歌舞伎の『桂川連理柵(かつらがわれんりのしがらみ)』を題材にした小唄である。登場人物は、信濃屋お半、14歳。長右衛門、38歳。お伊勢参りの道すがら、石部で出会った二人は一夜をともにするが、あろうことはお半は身籠もってしまう。それは、「岩田帯」から明らかである。お半は許嫁があったこともあり、二人は桂川で入水自殺に至るのであるが、それを1分少々の唄にまとめたのが小唄『お伊勢参り』である。この芝居を題材にした唄は他にもあり、それによればお半はまだ振袖で、二人は岩田帯で互いを繋ぎ入水したことが描かれている。

小唄に限らず、日本文学、日本の歌謡は引用の芸術であると思う。和歌や俳句は短い文字数で情景を伝えなければならない。例えば、まくらことばは、出てきたら読む人が共通にある情景が浮かばなければならない「キーワード」である。この場合も、「お伊勢参り」と出たら芝居の「お半長右衛門」が頭に浮かばなければ、この小唄は成立しないのである。
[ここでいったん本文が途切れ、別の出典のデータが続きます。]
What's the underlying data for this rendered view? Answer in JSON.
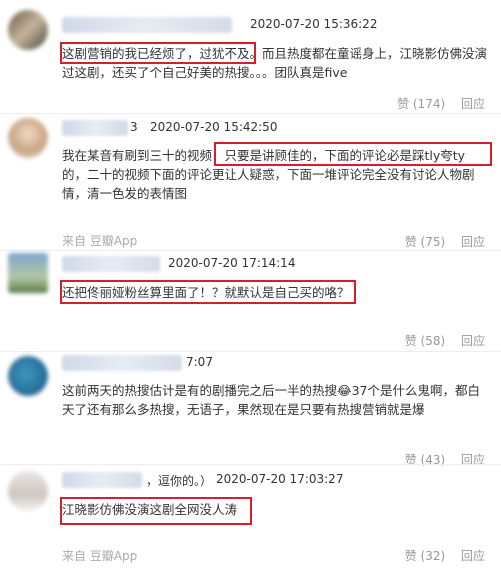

この唄の題材になっている「お半長次郎」は心中に至る悲恋の物語であるが、それを軽快な節と、後半のエサッサ・・・で煙に巻いている。ゆえに、「お伊勢参り」で「お半長次郎」が浮かばなければ、只の調子の良い唄になってしまうし、そう唄ってしまう。そこが、小唄の難しいところだと思う。